Two logical conclusions are inescapable. First, our current climate models—all of them—err on the side of caution. Perhaps they err grievously; we have no way of knowing.
So our current climate models likely underestimate both the speed of heating and the extent to which it can become self-sustaining, even if and when we humans stop burning fossil fuels entirely. Note that none of these positive-feedback phenomena, except the last, “social” one, has anything directly to do with fossil fuels. All the others are “natural” phenomena that proceed automatically, as a matter of scientific cause and effect, regardless of any human act or intervention.

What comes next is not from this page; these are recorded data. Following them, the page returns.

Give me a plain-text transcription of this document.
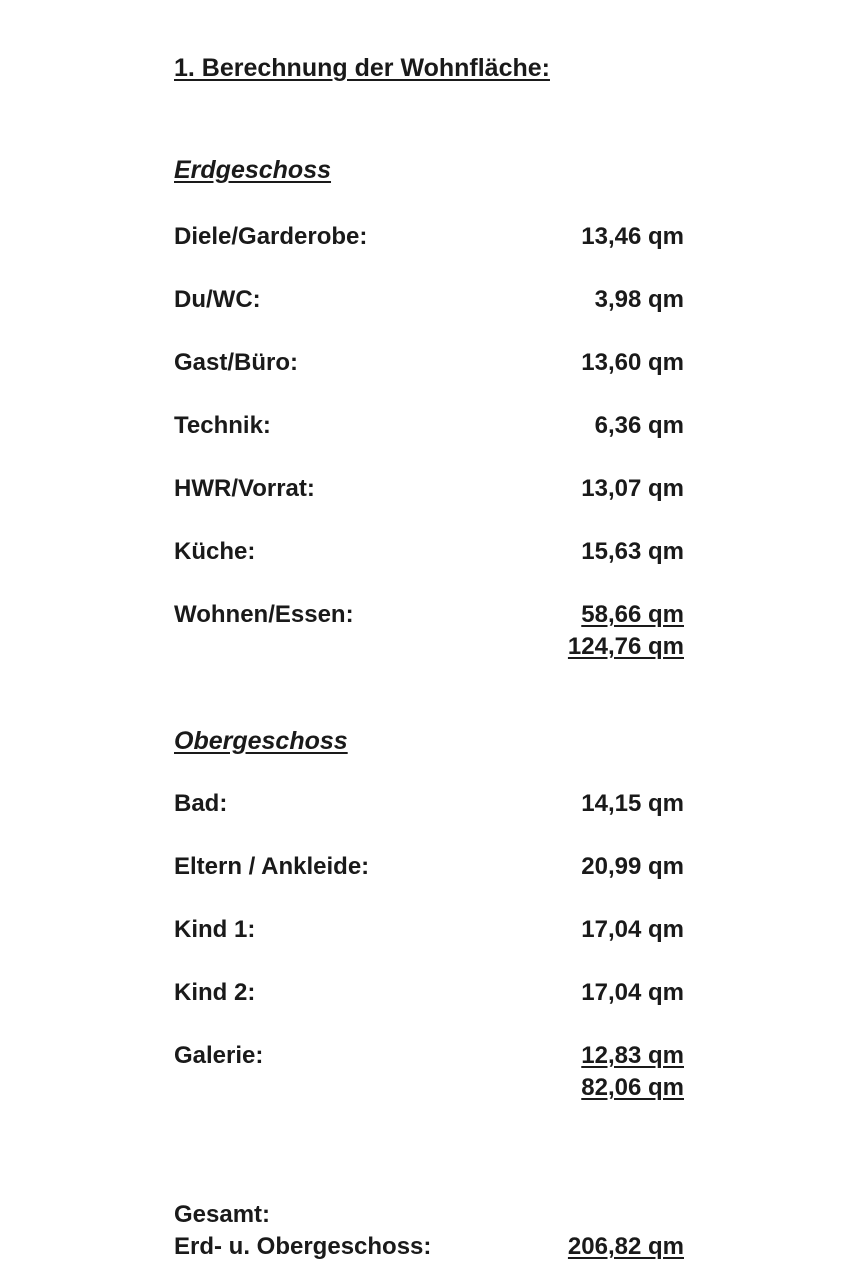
1. Berechnung der Wohnfläche:
Erdgeschoss
Diele/Garderobe:	13,46 qm
Du/WC:	3,98 qm
Gast/Büro:	13,60 qm
Technik:	6,36 qm
HWR/Vorrat:	13,07 qm
Küche:	15,63 qm
Wohnen/Essen:	58,66 qm
124,76 qm
Obergeschoss
Bad:	14,15 qm
Eltern / Ankleide:	20,99 qm
Kind 1:	17,04 qm
Kind 2:	17,04 qm
Galerie:	12,83 qm
82,06 qm
Gesamt:
Erd- u. Obergeschoss:	206,82 qm
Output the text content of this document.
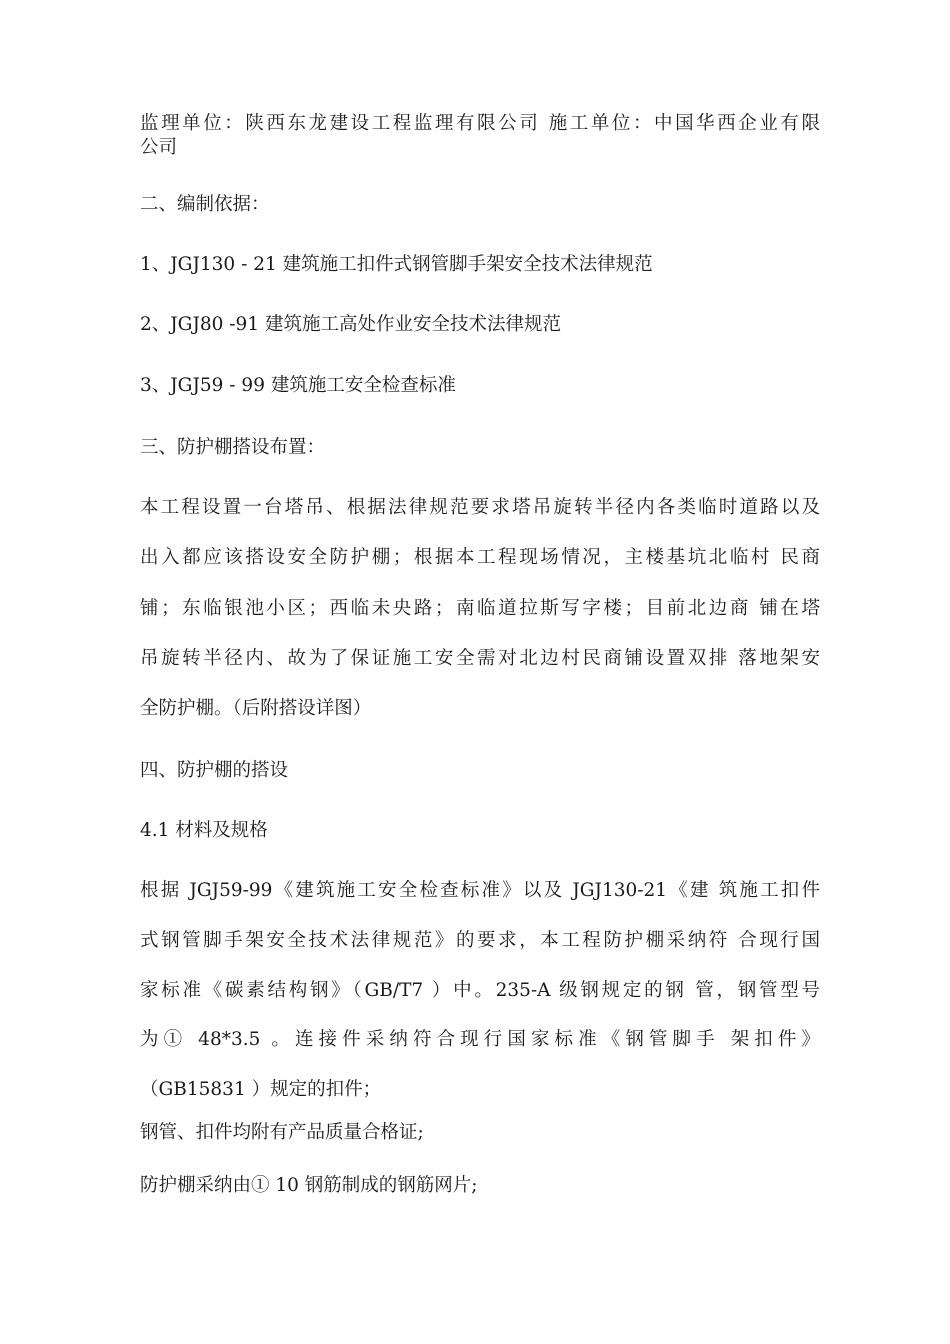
监理单位：陕西东龙建设工程监理有限公司 施工单位：中国华西企业有限
公司
二、编制依据：
1、JGJ130 - 21 建筑施工扣件式钢管脚手架安全技术法律规范
2、JGJ80 -91 建筑施工高处作业安全技术法律规范
3、JGJ59 - 99 建筑施工安全检查标准
三、防护棚搭设布置：
本工程设置一台塔吊、根据法律规范要求塔吊旋转半径内各类临时道路以及
出入都应该搭设安全防护棚；根据本工程现场情况，主楼基坑北临村 民商
铺；东临银池小区；西临未央路；南临道拉斯写字楼；目前北边商 铺在塔
吊旋转半径内、故为了保证施工安全需对北边村民商铺设置双排 落地架安
全防护棚。（后附搭设详图）
四、防护棚的搭设
4.1 材料及规格
根据 JGJ59-99《建筑施工安全检查标准》以及 JGJ130-21《建 筑施工扣件
式钢管脚手架安全技术法律规范》的要求，本工程防护棚采纳符 合现行国
家标准《碳素结构钢》（GB/T7 ）中。235-A 级钢规定的钢 管，钢管型号
为① 48*3.5 。连接件采纳符合现行国家标准《钢管脚手 架扣件》
（GB15831 ）规定的扣件；
钢管、扣件均附有产品质量合格证;
防护棚采纳由① 10 钢筋制成的钢筋网片;
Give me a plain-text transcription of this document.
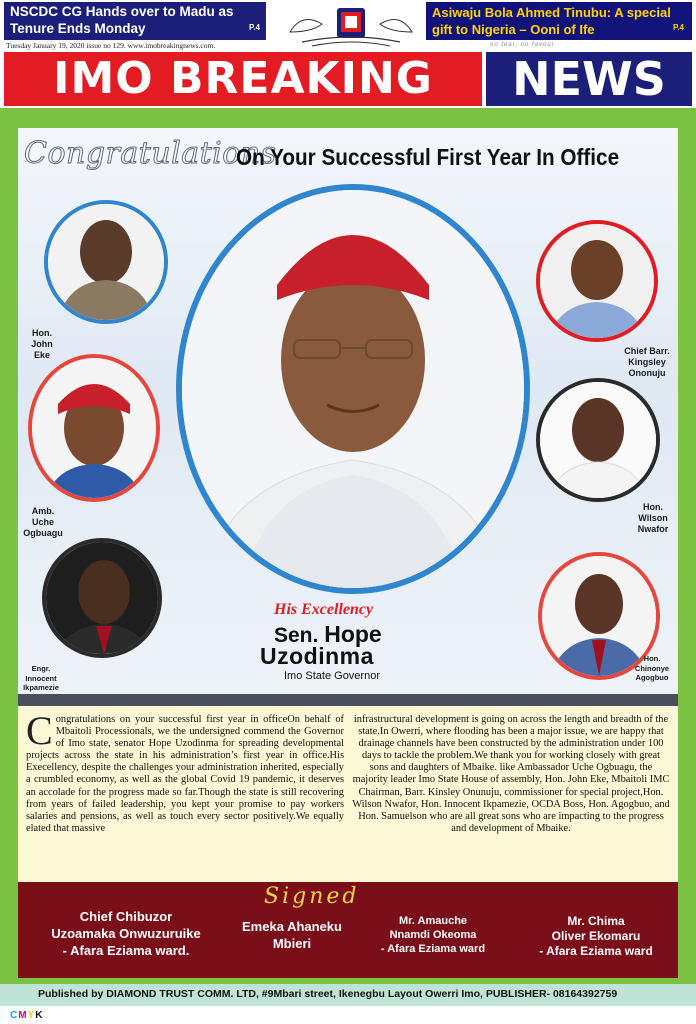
NSCDC CG Hands over to Madu as Tenure Ends Monday	P.4
Asiwaju Bola Ahmed Tinubu: A special gift to Nigeria – Ooni of Ife	P.4
Tuesday January 19, 2020 issue no 129. www.imobreakingnews.com.	no fear, no favour
IMO BREAKING	NEWS
Congratulations
On Your Successful First Year In Office
Hon. John Eke
Amb. Uche Ogbuagu
Engr. Innocent Ikpamezie
Chief Barr. Kingsley Ononuju
Hon. Wilson Nwafor
Hon. Chinonye Agogbuo
His Excellency
Sen. Hope
Uzodinma
Imo State Governor
C ongratulations on your successful first year in officeOn behalf of Mbaitoli Processionals, we the undersigned commend the Governor of Imo state, senator Hope Uzodinma for spreading developmental projects across the state in his administration’s first year in office.His Execellency, despite the challenges your administration inherited, especially a crumbled economy, as well as the global Covid 19 pandemic, it deserves an accolade for the progress made so far.Though the state is still recovering from years of failed leadership, you kept your promise to pay workers salaries and pensions, as well as touch every sector positively.We equally elated that massive
infrastructural development is going on across the length and breadth of the state.In Owerri, where flooding has been a major issue, we are happy that drainage channels have been constructed by the administration under 100 days to tackle the problem.We thank you for working closely with great sons and daughters of Mbaike. like Ambassador Uche Ogbuagu, the majority leader Imo State House of assembly, Hon. John Eke, Mbaitoli IMC Chairman, Barr. Kinsley Onunuju, commissioner for special project,Hon. Wilson Nwafor, Hon. Innocent Ikpamezie, OCDA Boss, Hon. Agogbuo, and Hon. Samuelson who are all great sons who are impacting to the progress and development of Mbaike.
Signed
Chief Chibuzor
Uzoamaka Onwuzuruike
- Afara Eziama ward.
Emeka Ahaneku
Mbieri
Mr. Amauche
Nnamdi Okeoma
- Afara Eziama ward
Mr. Chima
Oliver Ekomaru
- Afara Eziama ward
Published by DIAMOND TRUST COMM. LTD, #9Mbari street, Ikenegbu Layout Owerri Imo, PUBLISHER- 08164392759
CMYK
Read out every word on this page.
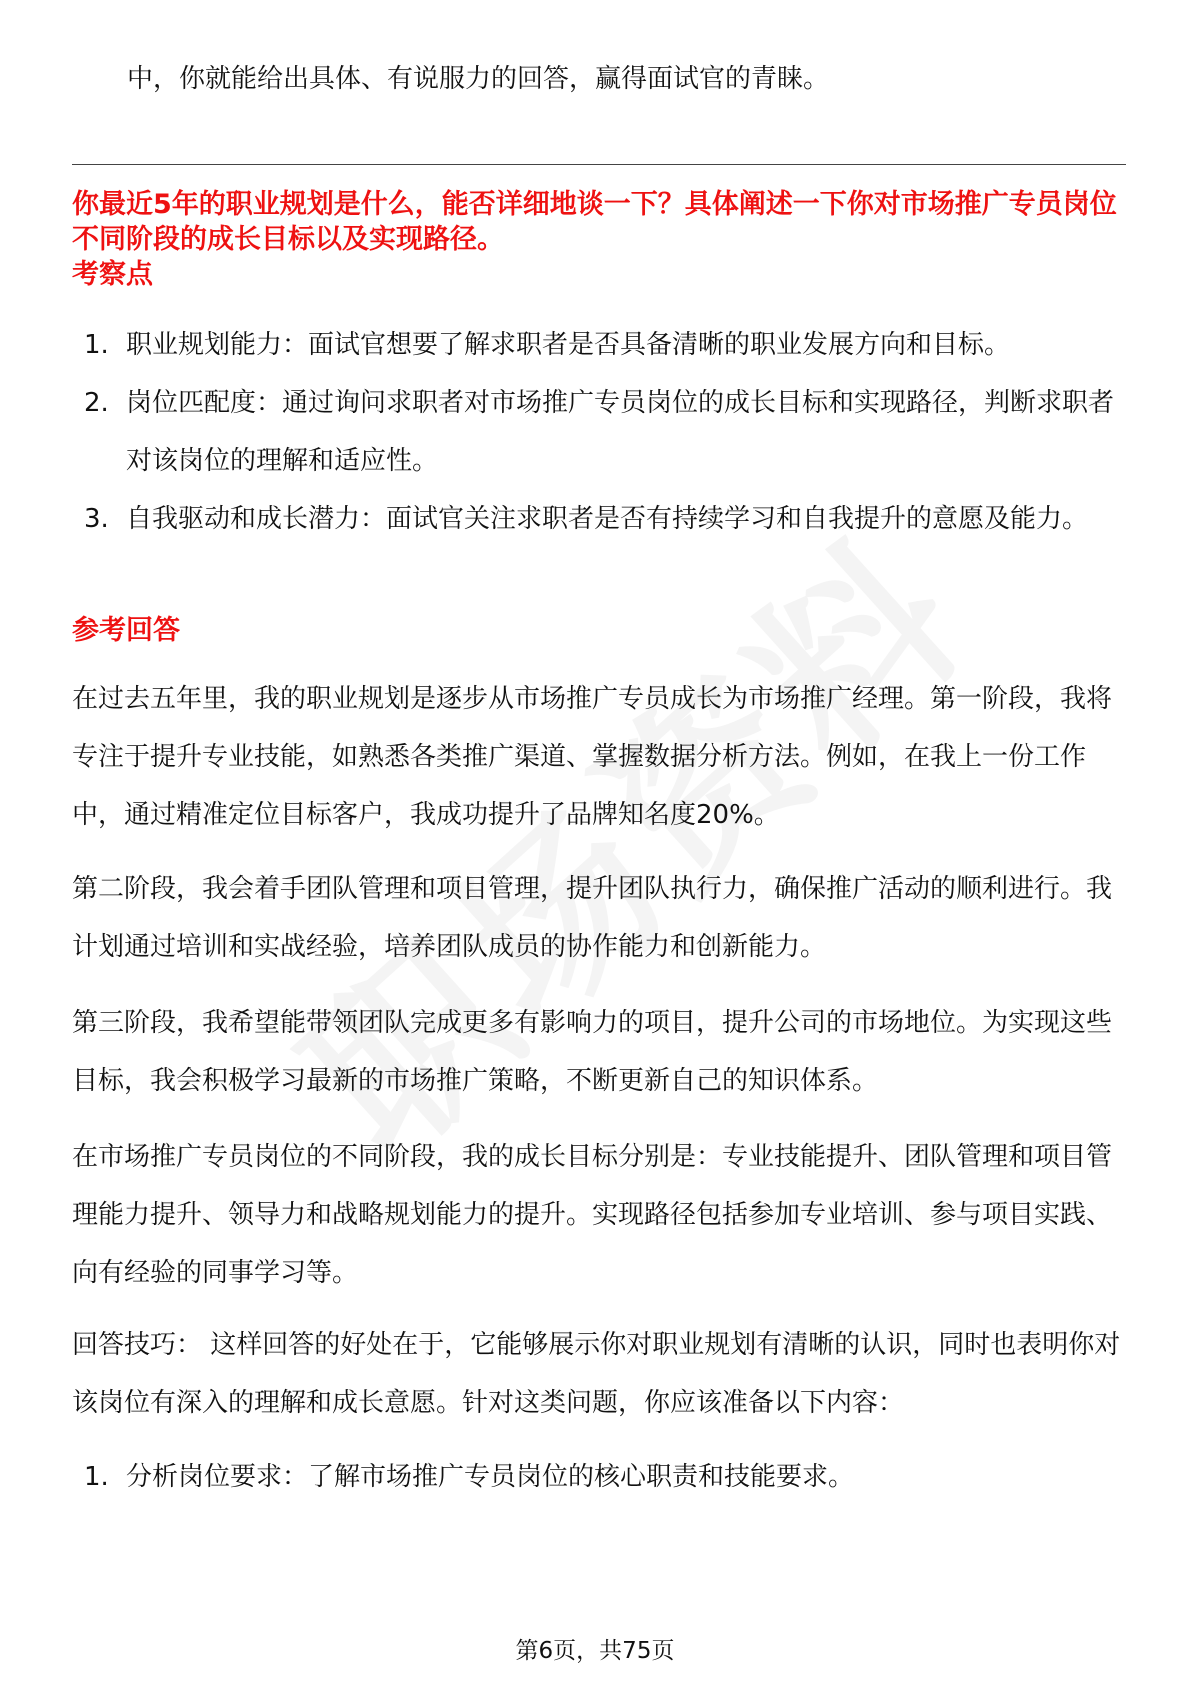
中，你就能给出具体、有说服力的回答，赢得面试官的青睐。
你最近5年的职业规划是什么，能否详细地谈一下？具体阐述一下你对市场推广专员岗位不同阶段的成长目标以及实现路径。
考察点
1. 职业规划能力：面试官想要了解求职者是否具备清晰的职业发展方向和目标。
2. 岗位匹配度：通过询问求职者对市场推广专员岗位的成长目标和实现路径，判断求职者对该岗位的理解和适应性。
3. 自我驱动和成长潜力：面试官关注求职者是否有持续学习和自我提升的意愿及能力。
参考回答

在过去五年里，我的职业规划是逐步从市场推广专员成长为市场推广经理。第一阶段，我将专注于提升专业技能，如熟悉各类推广渠道、掌握数据分析方法。例如，在我上一份工作中，通过精准定位目标客户，我成功提升了品牌知名度20%。

第二阶段，我会着手团队管理和项目管理，提升团队执行力，确保推广活动的顺利进行。我计划通过培训和实战经验，培养团队成员的协作能力和创新能力。

第三阶段，我希望能带领团队完成更多有影响力的项目，提升公司的市场地位。为实现这些目标，我会积极学习最新的市场推广策略，不断更新自己的知识体系。

在市场推广专员岗位的不同阶段，我的成长目标分别是：专业技能提升、团队管理和项目管理能力提升、领导力和战略规划能力的提升。实现路径包括参加专业培训、参与项目实践、向有经验的同事学习等。

回答技巧： 这样回答的好处在于，它能够展示你对职业规划有清晰的认识，同时也表明你对该岗位有深入的理解和成长意愿。针对这类问题，你应该准备以下内容：

1. 分析岗位要求：了解市场推广专员岗位的核心职责和技能要求。
第6页，共75页
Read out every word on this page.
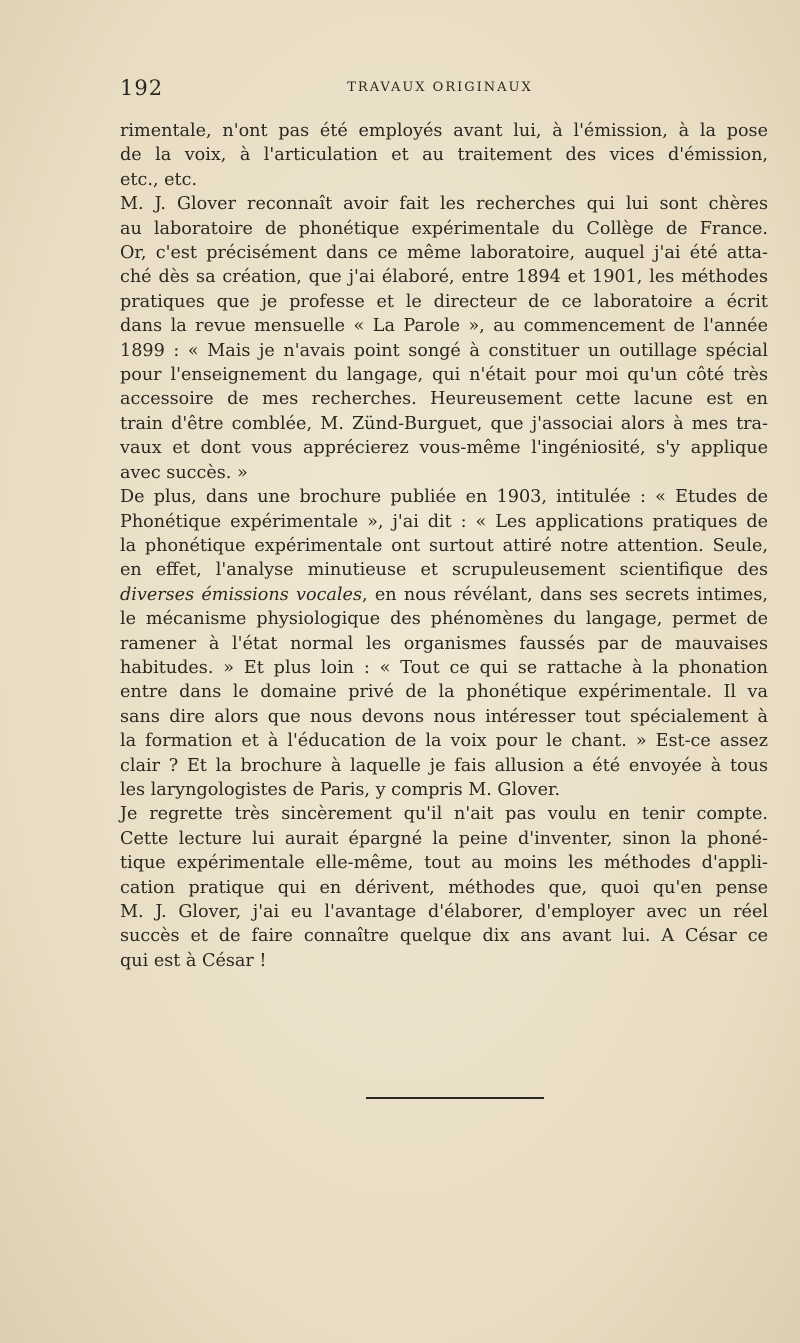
192	TRAVAUX ORIGINAUX

rimentale, n'ont pas été employés avant lui, à l'émission, à la pose
de la voix, à l'articulation et au traitement des vices d'émission,
etc., etc.

M. J. Glover reconnaît avoir fait les recherches qui lui sont chères
au laboratoire de phonétique expérimentale du Collège de France.
Or, c'est précisément dans ce même laboratoire, auquel j'ai été atta-
ché dès sa création, que j'ai élaboré, entre 1894 et 1901, les méthodes
pratiques que je professe et le directeur de ce laboratoire a écrit
dans la revue mensuelle « La Parole », au commencement de l'année
1899 : « Mais je n'avais point songé à constituer un outillage spécial
pour l'enseignement du langage, qui n'était pour moi qu'un côté très
accessoire de mes recherches. Heureusement cette lacune est en
train d'être comblée, M. Zünd-Burguet, que j'associai alors à mes tra-
vaux et dont vous apprécierez vous-même l'ingéniosité, s'y applique
avec succès. »

De plus, dans une brochure publiée en 1903, intitulée : « Etudes de
Phonétique expérimentale », j'ai dit : « Les applications pratiques de
la phonétique expérimentale ont surtout attiré notre attention. Seule,
en effet, l'analyse minutieuse et scrupuleusement scientifique des
diverses émissions vocales, en nous révélant, dans ses secrets intimes,
le mécanisme physiologique des phénomènes du langage, permet de
ramener à l'état normal les organismes faussés par de mauvaises
habitudes. » Et plus loin : « Tout ce qui se rattache à la phonation
entre dans le domaine privé de la phonétique expérimentale. Il va
sans dire alors que nous devons nous intéresser tout spécialement à
la formation et à l'éducation de la voix pour le chant. » Est-ce assez
clair ? Et la brochure à laquelle je fais allusion a été envoyée à tous
les laryngologistes de Paris, y compris M. Glover.

Je regrette très sincèrement qu'il n'ait pas voulu en tenir compte.
Cette lecture lui aurait épargné la peine d'inventer, sinon la phoné-
tique expérimentale elle-même, tout au moins les méthodes d'appli-
cation pratique qui en dérivent, méthodes que, quoi qu'en pense
M. J. Glover, j'ai eu l'avantage d'élaborer, d'employer avec un réel
succès et de faire connaître quelque dix ans avant lui. A César ce
qui est à César !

The second conclusion is even more dire. Together, these six positive-feedback phenomena have the potential, but not the certainty, of causing runaway, self-sustaining planetary heating regardless of anything we humans do or don’t do from here on out. Our global environment may be on an autonomous path to a new steady state, decades or mere years hence. That new state may mean temperatures and weather patterms we can only guess at now, but which somehow we must survive.
If we were an intelligent species, as we deem ourselves (“Homo sapiens”), wouldn’t these facts cause us to redouble our efforts to stop burning fossil fuels, and to make doing so our species-wide top priority? Besides geo-engineering, the only thing we can do to change the ultimate climate outcome is make the transition from fossil fuels as quickly as possible, leaving most of the rest of them in the ground.
Besides possibly reducing the permanent damage to our species caused by the ultimate steady-state planetary climate, there is yet another benefit. The solar farms, windmills, geothermal plants, hyroelectric plants, batteries, and smart grids that we build will not become useless stranded assets, like all the extraction and refining plants, pipelines, tankers and other transport means, when gas and oil run out.